C'est vers 1782 qu'il a l'idée de proposer des petits tableaux de velours. Il se rend à Lyon, vraisemblablement pour initier les essais de son invention, consistant à peindre les fils de chaîne avant le tissage afin de rendre parfaitement le modelé et les nuances du modèle, ce que les procédés de tissage ne permettaient pas d'obtenir. L'application de peinture sur les fils servant à confectionner le tissu lui a été suggérée par le procédé de chinage. Elle représente un exploit technique. Elle nécessita de nombreuses tentatives avant d'atteindre la perfection qu'on lui connaît. Gaspard Grégoire gagne ensuite Paris en 1785, aidé dans ses démarches par son ami Toussaint-Bernard Emeric-David (1755-1839), juriste homme politique et critique d'art aixois. Il avait déjà accueilli en 1776 le frère de Gaspard, Paul Grégoire (1755-1842), jeune dessinateur et peintre sourd-muet. Du comte d'Angiviller, directeur et ordonnateur général des bâtiments de Sa Majesté, jardins, arts, académies et manufactures royales, Gaspard Grégoire obtient une pension et un logement dans la Galerie du Louvre. La nouveauté et la qualité des premiers velours avient bien su convaincre le comte d'Angiviller d'encourager leur perfectionnement. Aucune autre forme de textile n'était parvenue à imiter aussi parfaitement la peinture.

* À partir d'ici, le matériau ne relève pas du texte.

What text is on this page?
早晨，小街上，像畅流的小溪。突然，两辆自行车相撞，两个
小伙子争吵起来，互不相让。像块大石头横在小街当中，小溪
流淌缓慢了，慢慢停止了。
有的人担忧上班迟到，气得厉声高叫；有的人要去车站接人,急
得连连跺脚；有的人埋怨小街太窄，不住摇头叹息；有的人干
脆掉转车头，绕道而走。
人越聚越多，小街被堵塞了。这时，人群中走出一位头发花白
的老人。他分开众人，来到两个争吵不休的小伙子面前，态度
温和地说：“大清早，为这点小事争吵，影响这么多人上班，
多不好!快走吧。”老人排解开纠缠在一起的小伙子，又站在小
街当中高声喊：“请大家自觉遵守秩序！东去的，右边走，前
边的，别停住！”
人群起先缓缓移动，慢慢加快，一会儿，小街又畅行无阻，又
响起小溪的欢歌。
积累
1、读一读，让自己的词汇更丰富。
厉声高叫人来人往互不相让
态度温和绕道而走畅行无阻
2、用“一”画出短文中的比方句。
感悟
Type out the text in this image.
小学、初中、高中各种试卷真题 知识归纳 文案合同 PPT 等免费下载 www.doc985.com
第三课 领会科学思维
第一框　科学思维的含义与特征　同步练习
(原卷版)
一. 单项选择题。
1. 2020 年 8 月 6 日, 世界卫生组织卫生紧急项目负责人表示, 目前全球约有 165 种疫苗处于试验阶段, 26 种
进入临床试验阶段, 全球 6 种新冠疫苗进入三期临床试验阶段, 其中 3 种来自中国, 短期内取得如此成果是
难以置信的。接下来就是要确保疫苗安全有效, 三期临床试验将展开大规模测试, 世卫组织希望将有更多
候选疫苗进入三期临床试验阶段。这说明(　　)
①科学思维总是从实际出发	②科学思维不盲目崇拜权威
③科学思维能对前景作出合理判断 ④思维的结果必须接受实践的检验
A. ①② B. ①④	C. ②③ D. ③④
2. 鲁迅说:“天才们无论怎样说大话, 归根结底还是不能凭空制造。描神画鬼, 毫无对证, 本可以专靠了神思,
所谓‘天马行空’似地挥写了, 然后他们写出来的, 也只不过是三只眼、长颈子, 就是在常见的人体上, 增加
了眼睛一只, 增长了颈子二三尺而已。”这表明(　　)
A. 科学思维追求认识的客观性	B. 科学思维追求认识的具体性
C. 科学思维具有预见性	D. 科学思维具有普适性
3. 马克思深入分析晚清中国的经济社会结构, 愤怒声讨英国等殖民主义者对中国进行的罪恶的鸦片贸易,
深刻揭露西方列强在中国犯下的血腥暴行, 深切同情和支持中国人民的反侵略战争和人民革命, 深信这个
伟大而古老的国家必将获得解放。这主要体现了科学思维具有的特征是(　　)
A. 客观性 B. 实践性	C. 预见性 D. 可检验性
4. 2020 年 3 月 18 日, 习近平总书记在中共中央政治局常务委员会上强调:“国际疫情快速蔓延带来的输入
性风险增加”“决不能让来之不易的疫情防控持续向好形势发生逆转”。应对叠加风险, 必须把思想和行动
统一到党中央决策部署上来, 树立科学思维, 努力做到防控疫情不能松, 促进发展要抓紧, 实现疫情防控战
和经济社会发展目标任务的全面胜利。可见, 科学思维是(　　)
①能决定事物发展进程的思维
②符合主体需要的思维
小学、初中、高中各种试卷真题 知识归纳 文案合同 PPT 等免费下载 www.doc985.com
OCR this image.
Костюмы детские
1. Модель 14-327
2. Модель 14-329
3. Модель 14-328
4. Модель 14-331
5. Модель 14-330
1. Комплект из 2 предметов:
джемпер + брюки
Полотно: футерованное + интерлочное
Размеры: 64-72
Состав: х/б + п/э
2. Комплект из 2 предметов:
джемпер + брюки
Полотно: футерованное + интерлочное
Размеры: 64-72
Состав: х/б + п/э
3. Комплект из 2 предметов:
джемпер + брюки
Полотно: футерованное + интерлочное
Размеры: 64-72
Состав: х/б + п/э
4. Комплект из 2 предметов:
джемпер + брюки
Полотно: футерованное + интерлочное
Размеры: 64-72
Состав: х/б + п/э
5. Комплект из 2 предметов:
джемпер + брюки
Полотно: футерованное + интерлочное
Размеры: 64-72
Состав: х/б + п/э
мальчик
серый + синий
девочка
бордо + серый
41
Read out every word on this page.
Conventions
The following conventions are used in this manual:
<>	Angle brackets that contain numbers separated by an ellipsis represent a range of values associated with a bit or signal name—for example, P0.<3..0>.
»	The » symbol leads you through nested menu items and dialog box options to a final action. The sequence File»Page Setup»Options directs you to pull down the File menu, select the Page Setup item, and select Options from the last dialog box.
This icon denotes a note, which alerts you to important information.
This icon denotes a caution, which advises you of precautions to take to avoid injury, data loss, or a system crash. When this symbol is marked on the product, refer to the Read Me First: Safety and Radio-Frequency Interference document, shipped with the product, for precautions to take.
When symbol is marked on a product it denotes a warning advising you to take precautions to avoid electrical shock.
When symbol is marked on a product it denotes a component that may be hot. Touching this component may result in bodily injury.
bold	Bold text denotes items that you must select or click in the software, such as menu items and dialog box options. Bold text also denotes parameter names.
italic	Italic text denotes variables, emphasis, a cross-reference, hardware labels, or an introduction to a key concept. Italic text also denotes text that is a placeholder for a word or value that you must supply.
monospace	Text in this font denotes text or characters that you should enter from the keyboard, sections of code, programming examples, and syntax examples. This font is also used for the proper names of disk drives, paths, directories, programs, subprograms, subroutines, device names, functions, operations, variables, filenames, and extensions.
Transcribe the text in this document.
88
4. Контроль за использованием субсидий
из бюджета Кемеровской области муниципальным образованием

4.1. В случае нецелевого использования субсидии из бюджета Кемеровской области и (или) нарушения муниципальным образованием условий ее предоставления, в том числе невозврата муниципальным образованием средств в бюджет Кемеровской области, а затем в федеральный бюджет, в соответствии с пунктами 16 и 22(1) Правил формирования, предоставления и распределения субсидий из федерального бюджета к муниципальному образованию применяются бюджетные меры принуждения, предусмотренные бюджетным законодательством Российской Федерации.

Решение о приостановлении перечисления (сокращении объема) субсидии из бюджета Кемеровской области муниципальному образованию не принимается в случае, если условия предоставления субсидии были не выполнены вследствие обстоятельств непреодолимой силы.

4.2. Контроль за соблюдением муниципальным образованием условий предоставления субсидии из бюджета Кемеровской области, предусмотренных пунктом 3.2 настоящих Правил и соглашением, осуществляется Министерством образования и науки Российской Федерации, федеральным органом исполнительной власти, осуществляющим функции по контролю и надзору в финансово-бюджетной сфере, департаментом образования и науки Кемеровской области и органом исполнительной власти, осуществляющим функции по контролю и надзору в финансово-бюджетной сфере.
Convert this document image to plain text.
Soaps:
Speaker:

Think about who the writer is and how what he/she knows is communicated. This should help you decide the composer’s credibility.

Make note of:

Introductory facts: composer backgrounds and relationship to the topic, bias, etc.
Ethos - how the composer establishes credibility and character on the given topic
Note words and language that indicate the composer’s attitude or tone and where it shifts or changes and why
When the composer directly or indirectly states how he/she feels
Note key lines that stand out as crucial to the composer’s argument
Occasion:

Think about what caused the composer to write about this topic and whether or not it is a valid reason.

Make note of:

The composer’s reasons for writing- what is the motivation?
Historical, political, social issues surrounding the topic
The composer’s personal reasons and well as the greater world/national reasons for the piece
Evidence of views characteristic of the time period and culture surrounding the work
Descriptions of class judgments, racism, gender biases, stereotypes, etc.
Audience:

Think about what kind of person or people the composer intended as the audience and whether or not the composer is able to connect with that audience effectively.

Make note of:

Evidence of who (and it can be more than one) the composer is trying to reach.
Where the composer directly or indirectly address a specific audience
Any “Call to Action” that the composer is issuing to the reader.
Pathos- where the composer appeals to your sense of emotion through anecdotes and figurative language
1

Mais d'Angiviller avait imposé une condition à son soutien : que les tableaux fussent exécutés en grande taille. Gaspard Grégoire fit venir des ouvriers de Lyon pour réaliser le portrait de Marie-Antoinette et le tableau de fleurs qu'il s'était engagé à fournir. Le 22 août 1786, Grégoire adresse un mémoire à d'Angiviller dans lequel il révèle que le portrait de la reine « a mal réussi », et que les fleurs qui devaient suivre n'ont pas été exécutées. Il s'en excuse en expliquant les difficultés techniques et financières qui ont empêché le succès de l'expérience. Il a alors abandonné le commerce familial pour se consacrer uniquement à ce projet, et il doit rémunérer les ouvriers qui travaillent pour lui, payer les soies qui viennent de Lyon et du Piémont, les métiers et leur entretien. Il sollicite une somme de trois mille livres pour poursuivre ses expériences, qui furent infructueuses pour les tableaux en grand. Le logement dont il avait été gratifié au Louvre lui est retiré en 1787 au profit du peintre Louis-Jean-François Lagrenée.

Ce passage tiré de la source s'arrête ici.